Bright-eyed for the first day of school after sleeping all night, 9pm - 7am. Way to go, Iz.

I’ve been looking forward to this day and also dreading it. It will be nice to have a set schedule again and to not have to scramble each week to cover meetings and appointments or try to time her nap to the minute. I feel like I will be able to focus at work in a way I haven’t since the last few weeks of my pregnancy. But this also feels like a turning point from her being a baby to soon becoming a toddler. And that makes me sad. I’ve enjoyed spending time with her and soaking up every moment of this baby stage. I don’t want her to keep growing bigger and older. Today she goes off to daycare and she will interact with new people, sit and wobble on the floor with the other babies, and start learning new things on her own. In no time she will be trying real food, learning to crawl, starting to talk. I will blink and it will be time to plan her first birthday, she will be learning to walk. I know all the days to come will be just as amazing as the past 6 months and I can’t wait to learn her thoughts, watch her personality develop, and help her explore the world. But I want to slow it all down and make sure I don’t miss anything. I want my baby to stay a baby.
Posing for first day of school pictures

Thanks to her big brother, Izzy should be able to handle anything the other babies throw at her.

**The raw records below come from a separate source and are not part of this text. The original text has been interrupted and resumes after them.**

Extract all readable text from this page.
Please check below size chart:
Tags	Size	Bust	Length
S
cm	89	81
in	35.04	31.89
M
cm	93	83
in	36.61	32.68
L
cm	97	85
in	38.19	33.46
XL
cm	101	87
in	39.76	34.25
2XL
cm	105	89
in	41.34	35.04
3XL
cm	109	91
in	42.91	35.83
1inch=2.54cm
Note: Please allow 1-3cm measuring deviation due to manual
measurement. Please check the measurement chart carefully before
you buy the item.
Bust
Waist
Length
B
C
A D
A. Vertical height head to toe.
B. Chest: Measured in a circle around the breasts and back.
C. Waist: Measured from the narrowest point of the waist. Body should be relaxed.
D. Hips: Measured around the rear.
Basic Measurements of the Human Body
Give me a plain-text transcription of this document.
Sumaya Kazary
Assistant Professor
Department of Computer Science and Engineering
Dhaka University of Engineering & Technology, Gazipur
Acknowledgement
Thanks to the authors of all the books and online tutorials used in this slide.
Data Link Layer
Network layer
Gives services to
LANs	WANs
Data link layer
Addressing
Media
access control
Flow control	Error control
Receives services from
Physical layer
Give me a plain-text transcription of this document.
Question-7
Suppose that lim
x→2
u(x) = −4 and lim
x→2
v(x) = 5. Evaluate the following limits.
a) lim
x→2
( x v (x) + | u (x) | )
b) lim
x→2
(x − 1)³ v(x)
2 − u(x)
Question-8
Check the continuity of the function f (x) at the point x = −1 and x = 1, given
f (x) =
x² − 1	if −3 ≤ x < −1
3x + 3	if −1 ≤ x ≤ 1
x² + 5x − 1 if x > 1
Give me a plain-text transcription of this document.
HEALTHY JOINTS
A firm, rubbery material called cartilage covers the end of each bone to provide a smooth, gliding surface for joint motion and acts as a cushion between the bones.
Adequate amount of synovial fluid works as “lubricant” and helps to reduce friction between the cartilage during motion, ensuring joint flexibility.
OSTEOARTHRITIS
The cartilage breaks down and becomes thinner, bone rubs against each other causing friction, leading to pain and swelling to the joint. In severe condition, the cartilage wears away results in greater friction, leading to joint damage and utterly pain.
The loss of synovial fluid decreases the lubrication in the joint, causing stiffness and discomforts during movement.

Charlie has been very excited for Izzy to start going to his school and he talks about it all the time

Izzy had no idea what all the fuss was about. As usual, she was a good sport.

Not sure what I was saying to them, but it wasn't hitting the mark.

Time to go, Mom! Enough with the pictures.

I gave Charlie instructions to check on his sister and make sure she was ok. I can't wait to hear how the day goes. I will resist the urge to go pick them up til the afternoon. I can do it, I can.


Comments

  1. I love her new outfit, so perfect for the first day of school. I feel the same, I don't want my nieces and nephews to get any older, I want all of them to stay just how they are!